O encontro com Sérgio despertou sentimentos conflitantes, mas a frase que ele usou era o que mais me tocava. Eu exalava essa vontade de salvar um homem? Isso estava tão na cara assim?

Se estava, era minha perdição. Porque eu não conseguiria salvar ninguém, só acabaria machucada e confusa. Como estava agora.

O demo tocava no meu som, mas eu ainda não estava analisando profissionalmente como deveria, apenas ouvia a música, com a cabeça em outro lugar.

Peguei o celular e enviei uma mensagem pro Rico. Ele não estava online, mas torci que lesse logo.

Valerie: Você estava certo desde o início... A síndrome de salvadora é minha tragédia.

Rico não respondeu. Devia estar ocupado. Com alguma criança ou mulher. Eu nunca sabia o que sugava mais as forças do meu amigo, e me dei conta de que fazia um tempo que ele não falava de alguma conquista nova. Renegerado?
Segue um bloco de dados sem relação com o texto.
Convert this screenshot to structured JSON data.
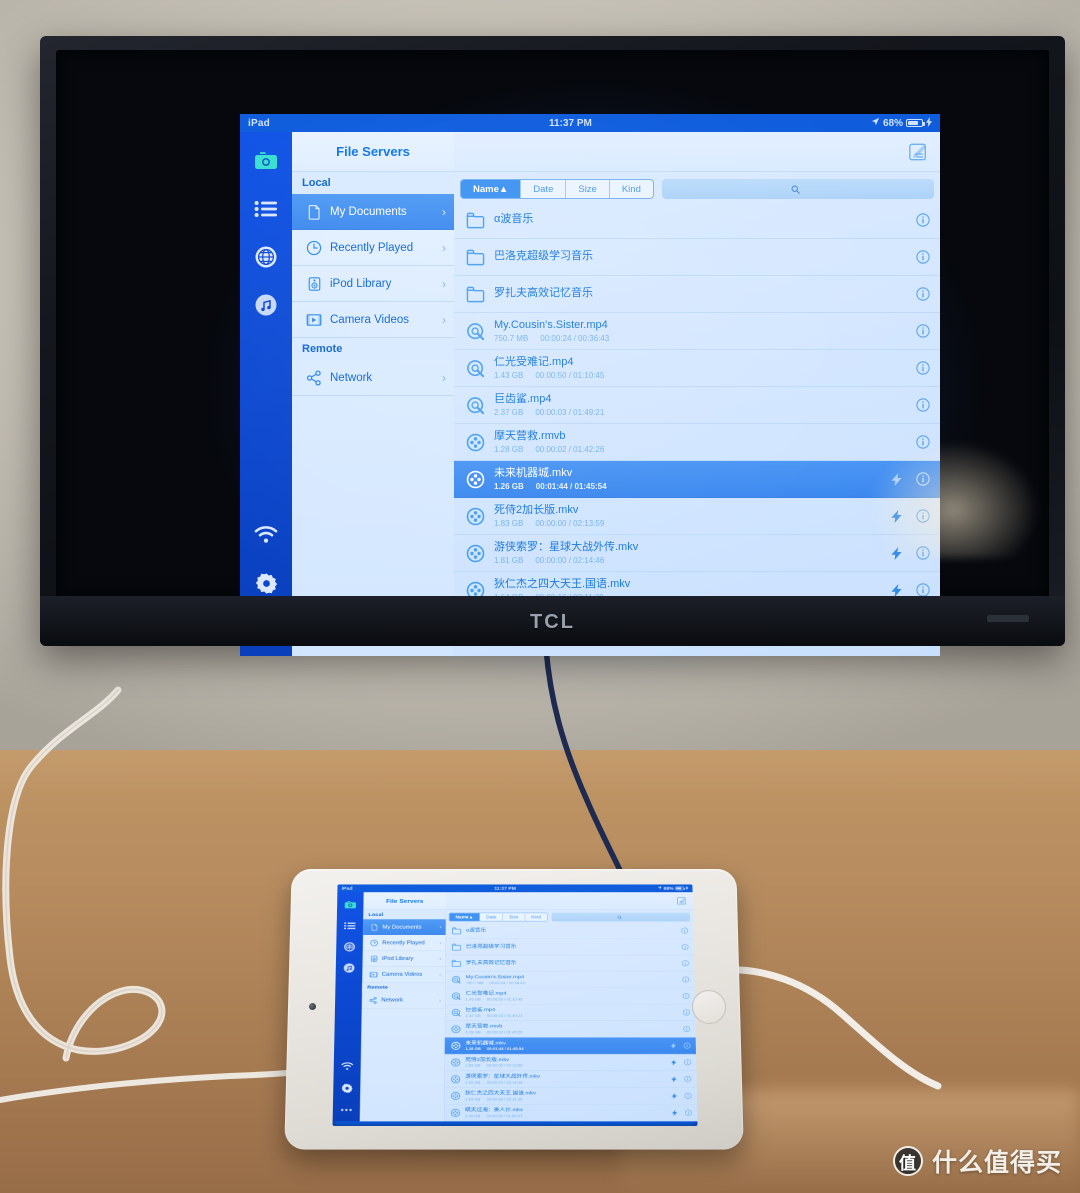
{
  "scene": {
    "tv_brand": "TCL",
    "watermark": {
      "badge": "值",
      "text": "什么值得买"
    }
  },
  "statusbar": {
    "device": "iPad",
    "time": "11:37 PM",
    "battery_percent": "68%",
    "location_icon": "location-arrow-icon",
    "charging_icon": "lightning-bolt-icon"
  },
  "master": {
    "title": "File Servers",
    "groups": [
      {
        "header": "Local",
        "items": [
          {
            "label": "My Documents",
            "icon": "document-icon",
            "selected": true,
            "chevron": "›"
          },
          {
            "label": "Recently Played",
            "icon": "clock-icon",
            "selected": false,
            "chevron": "›"
          },
          {
            "label": "iPod Library",
            "icon": "speaker-icon",
            "selected": false,
            "chevron": "›"
          },
          {
            "label": "Camera Videos",
            "icon": "film-strip-icon",
            "selected": false,
            "chevron": "›"
          }
        ]
      },
      {
        "header": "Remote",
        "items": [
          {
            "label": "Network",
            "icon": "share-nodes-icon",
            "selected": false,
            "chevron": "›"
          }
        ]
      }
    ]
  },
  "rail": {
    "items": [
      {
        "name": "folder-icon",
        "active": true
      },
      {
        "name": "list-icon",
        "active": false
      },
      {
        "name": "globe-icon",
        "active": false
      },
      {
        "name": "music-icon",
        "active": false
      }
    ],
    "bottom_items": [
      {
        "name": "wifi-icon",
        "active": false
      },
      {
        "name": "gear-icon",
        "active": false
      },
      {
        "name": "more-dots-icon",
        "active": false
      }
    ]
  },
  "detail": {
    "compose_icon": "compose-edit-icon",
    "sort_segments": [
      {
        "label": "Name▲",
        "active": true
      },
      {
        "label": "Date",
        "active": false
      },
      {
        "label": "Size",
        "active": false
      },
      {
        "label": "Kind",
        "active": false
      }
    ],
    "search": {
      "placeholder": "",
      "value": "",
      "icon": "search-icon"
    }
  },
  "files": [
    {
      "name": "α波音乐",
      "type": "folder",
      "icon": "folder-outline-icon",
      "size": "",
      "time": "",
      "bolt": false,
      "selected": false
    },
    {
      "name": "巴洛克超级学习音乐",
      "type": "folder",
      "icon": "folder-outline-icon",
      "size": "",
      "time": "",
      "bolt": false,
      "selected": false
    },
    {
      "name": "罗扎夫高效记忆音乐",
      "type": "folder",
      "icon": "folder-outline-icon",
      "size": "",
      "time": "",
      "bolt": false,
      "selected": false
    },
    {
      "name": "My.Cousin's.Sister.mp4",
      "type": "video",
      "icon": "quicktime-icon",
      "size": "750.7 MB",
      "time": "00:00:24 / 00:36:43",
      "bolt": false,
      "selected": false
    },
    {
      "name": "仁光受难记.mp4",
      "type": "video",
      "icon": "quicktime-icon",
      "size": "1.43 GB",
      "time": "00:00:50 / 01:10:45",
      "bolt": false,
      "selected": false
    },
    {
      "name": "巨齿鲨.mp4",
      "type": "video",
      "icon": "quicktime-icon",
      "size": "2.37 GB",
      "time": "00:00:03 / 01:49:21",
      "bolt": false,
      "selected": false
    },
    {
      "name": "摩天营救.rmvb",
      "type": "video",
      "icon": "film-reel-icon",
      "size": "1.28 GB",
      "time": "00:00:02 / 01:42:26",
      "bolt": false,
      "selected": false
    },
    {
      "name": "未来机器城.mkv",
      "type": "video",
      "icon": "film-reel-icon",
      "size": "1.26 GB",
      "time": "00:01:44 / 01:45:54",
      "bolt": true,
      "selected": true
    },
    {
      "name": "死侍2加长版.mkv",
      "type": "video",
      "icon": "film-reel-icon",
      "size": "1.83 GB",
      "time": "00:00:00 / 02:13:59",
      "bolt": true,
      "selected": false
    },
    {
      "name": "游侠索罗：星球大战外传.mkv",
      "type": "video",
      "icon": "film-reel-icon",
      "size": "1.81 GB",
      "time": "00:00:00 / 02:14:46",
      "bolt": true,
      "selected": false
    },
    {
      "name": "狄仁杰之四大天王.国语.mkv",
      "type": "video",
      "icon": "film-reel-icon",
      "size": "1.64 GB",
      "time": "00:00:16 / 02:11:39",
      "bolt": true,
      "selected": false
    },
    {
      "name": "瞒天过海：美人计.mkv",
      "type": "video",
      "icon": "film-reel-icon",
      "size": "1.49 GB",
      "time": "00:00:00 / 01:50:07",
      "bolt": true,
      "selected": false
    }
  ],
  "colors": {
    "accent": "#3f93f2",
    "rail_bg": "#0b47cf",
    "selected_row": "#4a95f4",
    "text_blue": "#1b7ad8",
    "meta_blue": "#7ab4e6",
    "rail_active": "#3ae0cf"
  }
}
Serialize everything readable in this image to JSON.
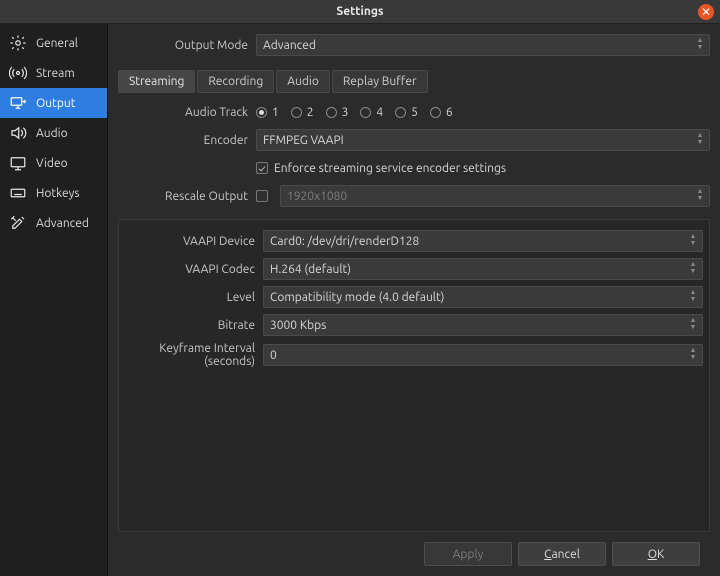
{
  "titlebar": {
    "title": "Settings"
  },
  "sidebar": {
    "items": [
      {
        "label": "General"
      },
      {
        "label": "Stream"
      },
      {
        "label": "Output"
      },
      {
        "label": "Audio"
      },
      {
        "label": "Video"
      },
      {
        "label": "Hotkeys"
      },
      {
        "label": "Advanced"
      }
    ]
  },
  "output_mode": {
    "label": "Output Mode",
    "value": "Advanced"
  },
  "tabs": {
    "streaming": "Streaming",
    "recording": "Recording",
    "audio": "Audio",
    "replay": "Replay Buffer"
  },
  "audio_track": {
    "label": "Audio Track",
    "options": [
      "1",
      "2",
      "3",
      "4",
      "5",
      "6"
    ],
    "selected": "1"
  },
  "encoder": {
    "label": "Encoder",
    "value": "FFMPEG VAAPI"
  },
  "enforce": {
    "label": "Enforce streaming service encoder settings",
    "checked": true
  },
  "rescale": {
    "label": "Rescale Output",
    "checked": false,
    "value": "1920x1080"
  },
  "vaapi_device": {
    "label": "VAAPI Device",
    "value": "Card0: /dev/dri/renderD128"
  },
  "vaapi_codec": {
    "label": "VAAPI Codec",
    "value": "H.264 (default)"
  },
  "level": {
    "label": "Level",
    "value": "Compatibility mode  (4.0 default)"
  },
  "bitrate": {
    "label": "Bitrate",
    "value": "3000 Kbps"
  },
  "keyframe": {
    "label": "Keyframe Interval (seconds)",
    "value": "0"
  },
  "buttons": {
    "apply": "Apply",
    "cancel": "Cancel",
    "ok": "OK"
  }
}
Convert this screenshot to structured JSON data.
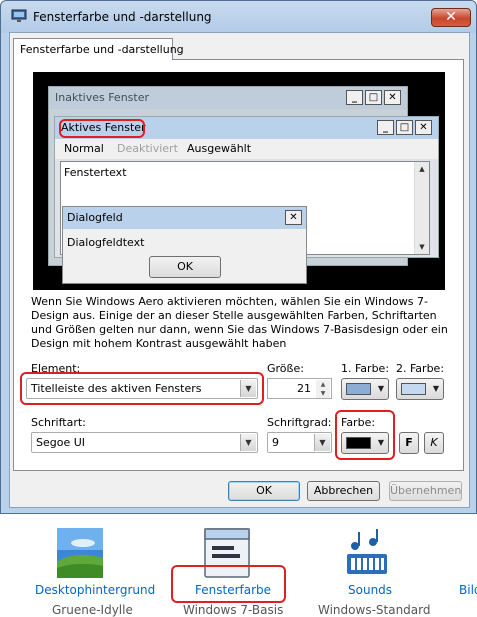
{
  "window": {
    "title": "Fensterfarbe und -darstellung",
    "close_glyph": "✕"
  },
  "tab": {
    "label": "Fensterfarbe und -darstellung"
  },
  "preview": {
    "inactive_title": "Inaktives Fenster",
    "active_title": "Aktives Fenster",
    "menu": {
      "normal": "Normal",
      "disabled": "Deaktiviert",
      "selected": "Ausgewählt"
    },
    "window_text": "Fenstertext",
    "dialog_title": "Dialogfeld",
    "dialog_text": "Dialogfeldtext",
    "dialog_ok": "OK",
    "caption_buttons": [
      "_",
      "□",
      "✕"
    ]
  },
  "info_text": "Wenn Sie Windows Aero aktivieren möchten, wählen Sie ein Windows 7-Design aus. Einige der an dieser Stelle ausgewählten Farben, Schriftarten und Größen gelten nur dann, wenn Sie das Windows 7-Basisdesign oder ein Design mit hohem Kontrast ausgewählt haben",
  "element": {
    "label": "Element:",
    "value": "Titelleiste des aktiven Fensters"
  },
  "size": {
    "label": "Größe:",
    "value": "21"
  },
  "color1": {
    "label": "1. Farbe:",
    "swatch": "#8eadd4"
  },
  "color2": {
    "label": "2. Farbe:",
    "swatch": "#c4d9ef"
  },
  "font": {
    "label": "Schriftart:",
    "value": "Segoe UI"
  },
  "font_size": {
    "label": "Schriftgrad:",
    "value": "9"
  },
  "font_color": {
    "label": "Farbe:",
    "swatch": "#000000"
  },
  "bold_label": "F",
  "italic_label": "K",
  "buttons": {
    "ok": "OK",
    "cancel": "Abbrechen",
    "apply": "Übernehmen"
  },
  "personalization": [
    {
      "label": "Desktophintergrund",
      "sub": "Gruene-Idylle",
      "icon": "landscape-icon"
    },
    {
      "label": "Fensterfarbe",
      "sub": "Windows 7-Basis",
      "icon": "window-color-icon"
    },
    {
      "label": "Sounds",
      "sub": "Windows-Standard",
      "icon": "music-notes-icon"
    },
    {
      "label": "Bild",
      "sub": "",
      "icon": ""
    }
  ],
  "colors": {
    "highlight_red": "#e02020",
    "link_blue": "#0066cc"
  }
}
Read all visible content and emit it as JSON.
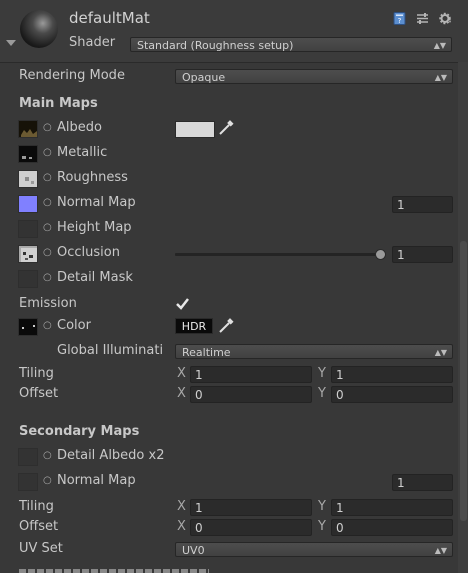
{
  "header": {
    "material_name": "defaultMat",
    "shader_label": "Shader",
    "shader_value": "Standard (Roughness setup)",
    "icons": [
      "help-book-icon",
      "presets-icon",
      "gear-icon"
    ]
  },
  "rendering_mode": {
    "label": "Rendering Mode",
    "value": "Opaque"
  },
  "main_maps": {
    "title": "Main Maps",
    "albedo": "Albedo",
    "metallic": "Metallic",
    "roughness": "Roughness",
    "normal_map": "Normal Map",
    "normal_value": "1",
    "height_map": "Height Map",
    "occlusion": "Occlusion",
    "occlusion_value": "1",
    "occlusion_level": 1.0,
    "detail_mask": "Detail Mask",
    "emission": "Emission",
    "emission_checked": true,
    "color": "Color",
    "hdr_label": "HDR",
    "gi_label": "Global Illuminati",
    "gi_value": "Realtime",
    "tiling": "Tiling",
    "tiling_x": "1",
    "tiling_y": "1",
    "offset": "Offset",
    "offset_x": "0",
    "offset_y": "0",
    "x_lbl": "X",
    "y_lbl": "Y",
    "albedo_color": "#d8d8d8",
    "normal_color": "#8080ff"
  },
  "secondary_maps": {
    "title": "Secondary Maps",
    "detail_albedo": "Detail Albedo x2",
    "normal_map": "Normal Map",
    "normal_value": "1",
    "tiling": "Tiling",
    "tiling_x": "1",
    "tiling_y": "1",
    "offset": "Offset",
    "offset_x": "0",
    "offset_y": "0",
    "x_lbl": "X",
    "y_lbl": "Y",
    "uv_set_label": "UV Set",
    "uv_set_value": "UV0"
  }
}
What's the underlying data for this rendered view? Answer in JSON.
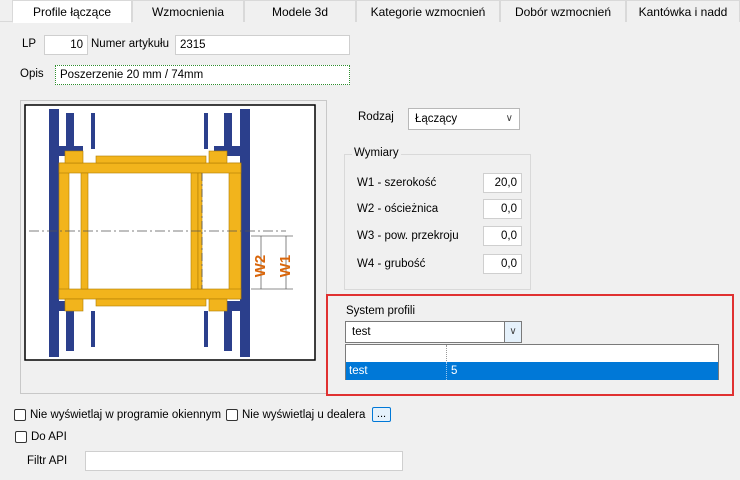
{
  "tabs": [
    {
      "label": "Profile łączące",
      "active": true
    },
    {
      "label": "Wzmocnienia"
    },
    {
      "label": "Modele 3d"
    },
    {
      "label": "Kategorie wzmocnień"
    },
    {
      "label": "Dobór wzmocnień"
    },
    {
      "label": "Kantówka i nadd"
    }
  ],
  "form": {
    "lp_label": "LP",
    "lp_value": "10",
    "article_label": "Numer artykułu",
    "article_value": "2315",
    "opis_label": "Opis",
    "opis_value": "Poszerzenie 20 mm / 74mm"
  },
  "rodzaj": {
    "label": "Rodzaj",
    "value": "Łączący"
  },
  "wymiary": {
    "title": "Wymiary",
    "rows": [
      {
        "label": "W1 - szerokość",
        "value": "20,0"
      },
      {
        "label": "W2 - ościeżnica",
        "value": "0,0"
      },
      {
        "label": "W3 - pow. przekroju",
        "value": "0,0"
      },
      {
        "label": "W4 - grubość",
        "value": "0,0"
      }
    ]
  },
  "system": {
    "label": "System profili",
    "value": "test",
    "options": [
      {
        "name": "",
        "value": ""
      },
      {
        "name": "test",
        "value": "5",
        "selected": true
      }
    ]
  },
  "drawing": {
    "w1_label": "W1",
    "w2_label": "W2"
  },
  "checks": {
    "hide_window_label": "Nie wyświetlaj w programie okiennym",
    "hide_dealer_label": "Nie wyświetlaj u dealera",
    "dots_label": "...",
    "api_label": "Do API",
    "filter_label": "Filtr API",
    "filter_value": ""
  },
  "colors": {
    "profile_yellow": "#f2b41c",
    "frame_blue": "#2b3f8c",
    "dimension_orange": "#d9660b",
    "highlight_red": "#e03131",
    "selection_blue": "#0078d7"
  }
}
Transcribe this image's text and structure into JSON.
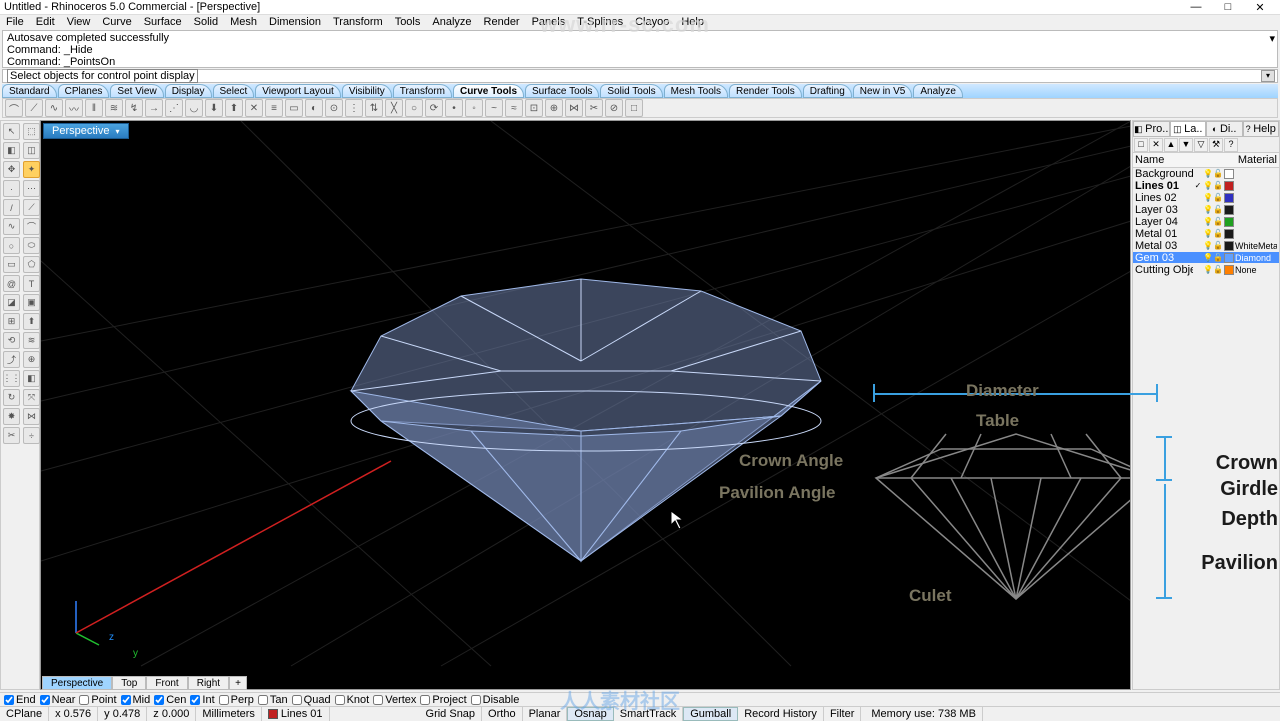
{
  "title": "Untitled - Rhinoceros 5.0 Commercial - [Perspective]",
  "menu": [
    "File",
    "Edit",
    "View",
    "Curve",
    "Surface",
    "Solid",
    "Mesh",
    "Dimension",
    "Transform",
    "Tools",
    "Analyze",
    "Render",
    "Panels",
    "T-Splines",
    "Clayoo",
    "Help"
  ],
  "cmd_history": [
    "Autosave completed successfully",
    "Command: _Hide",
    "Command: _PointsOn"
  ],
  "cmd_prompt": "Select objects for control point display",
  "tool_tabs": [
    "Standard",
    "CPlanes",
    "Set View",
    "Display",
    "Select",
    "Viewport Layout",
    "Visibility",
    "Transform",
    "Curve Tools",
    "Surface Tools",
    "Solid Tools",
    "Mesh Tools",
    "Render Tools",
    "Drafting",
    "New in V5",
    "Analyze"
  ],
  "tool_tab_active": 8,
  "viewport_label": "Perspective",
  "right_tabs": [
    "Pro..",
    "La..",
    "Di..",
    "Help"
  ],
  "right_tab_active": 1,
  "layer_header": {
    "name": "Name",
    "material": "Material"
  },
  "layers": [
    {
      "name": "Background",
      "color": "#ffffff",
      "mat": ""
    },
    {
      "name": "Lines 01",
      "color": "#c02020",
      "mat": "",
      "bold": true,
      "check": true
    },
    {
      "name": "Lines 02",
      "color": "#3030c0",
      "mat": ""
    },
    {
      "name": "Layer 03",
      "color": "#1a1a1a",
      "mat": ""
    },
    {
      "name": "Layer 04",
      "color": "#20a020",
      "mat": ""
    },
    {
      "name": "Metal 01",
      "color": "#1a1a1a",
      "mat": ""
    },
    {
      "name": "Metal 03",
      "color": "#1a1a1a",
      "mat": "WhiteMeta"
    },
    {
      "name": "Gem 03",
      "color": "#60a0ff",
      "mat": "Diamond",
      "selected": true
    },
    {
      "name": "Cutting Obje..",
      "color": "#ff8000",
      "mat": "None"
    }
  ],
  "view_tabs": [
    "Perspective",
    "Top",
    "Front",
    "Right"
  ],
  "view_tab_active": 0,
  "osnaps": [
    {
      "label": "End",
      "checked": true
    },
    {
      "label": "Near",
      "checked": true
    },
    {
      "label": "Point",
      "checked": false
    },
    {
      "label": "Mid",
      "checked": true
    },
    {
      "label": "Cen",
      "checked": true
    },
    {
      "label": "Int",
      "checked": true
    },
    {
      "label": "Perp",
      "checked": false
    },
    {
      "label": "Tan",
      "checked": false
    },
    {
      "label": "Quad",
      "checked": false
    },
    {
      "label": "Knot",
      "checked": false
    },
    {
      "label": "Vertex",
      "checked": false
    },
    {
      "label": "Project",
      "checked": false
    },
    {
      "label": "Disable",
      "checked": false
    }
  ],
  "status": {
    "cplane": "CPlane",
    "x": "x 0.576",
    "y": "y 0.478",
    "z": "z 0.000",
    "units": "Millimeters",
    "layer": "Lines 01",
    "toggles": [
      "Grid Snap",
      "Ortho",
      "Planar",
      "Osnap",
      "SmartTrack",
      "Gumball",
      "Record History",
      "Filter"
    ],
    "toggles_active": [
      3,
      5
    ],
    "memory": "Memory use: 738 MB"
  },
  "annotations": {
    "diameter": "Diameter",
    "table": "Table",
    "crown_angle": "Crown Angle",
    "pavilion_angle": "Pavilion Angle",
    "culet": "Culet",
    "crown": "Crown",
    "girdle": "Girdle",
    "depth": "Depth",
    "pavilion": "Pavilion"
  },
  "url_watermark": "www.rr-sc.com",
  "brand_watermark": "人人素材社区"
}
Ri. Não! Isso não fazia o estilo de Rico. Talvez o trabalho o tivesse sugando. Meu amigo é o melhor pediatra de todos! Quando está com uma criança, parece outra pessoa, tão doce e encantador. E com aqueles olhos dourados, é fácil criar clientela, as mães o adoram!

Olho o celular e nenhuma resposta. É melhor deixar meu drama em suspenso e me concentrar no trabalho.

Passo a hora seguinte ouvindo de verdade o demo, volto as músicas algumas vezes e estou impressionada. Os caras são muito bons. Um pop rock de muito estilo e personalidade. A voz do vocalista era rouca, deixando as músicas bastante envolventes. Ponto positivo! As mulheres adoram esse tipo de voz.

Escolho a música preferida do demo, que tem cinco no total, e coloco para repetir. Fala sobre escolhas e erros, talvez tenha caído nos ouvidos certos.

Enquanto a música toca, pego o envelope e passo os próximos minutos lendo a entrevista e avaliando as fotos. O grupo é formado por quatro rapazes.

O maior segura baquetas, com certeza baterista. Usa um chapéu preto, blusa de listras pretas e brancas e calça preta, um tênis velho. É loiro, nariz meio torto que deixa ele charmoso. Tatuagens no pescoço e na mão direita, mas pela foto não dá pra saber de que é.

Tem outro do lado que em contraste é o menor do grupo. Não dá pra saber o que ele toca, porque não está segurando nada. Tem uma cara engraçada e uma barba grande que o deixa muito mais velho do que sei que ele é. Nenhuma tatuagem à vista, mas a calça cáqui com a blusa vermelha o deixam irreverente, também usa um alargador na orelha esquerda.

O grupo tem estilo.

Do lado oposto, tem outro loiro, estatura mediana e rosto alegre, com cara de 16 anos e sorriso bonito. As meninas vão suspirar por ele. Isso é muito bom! Roupa quase normal, calça jeans, blusa preta e um coturno com a borda xadrez, que eu adorei!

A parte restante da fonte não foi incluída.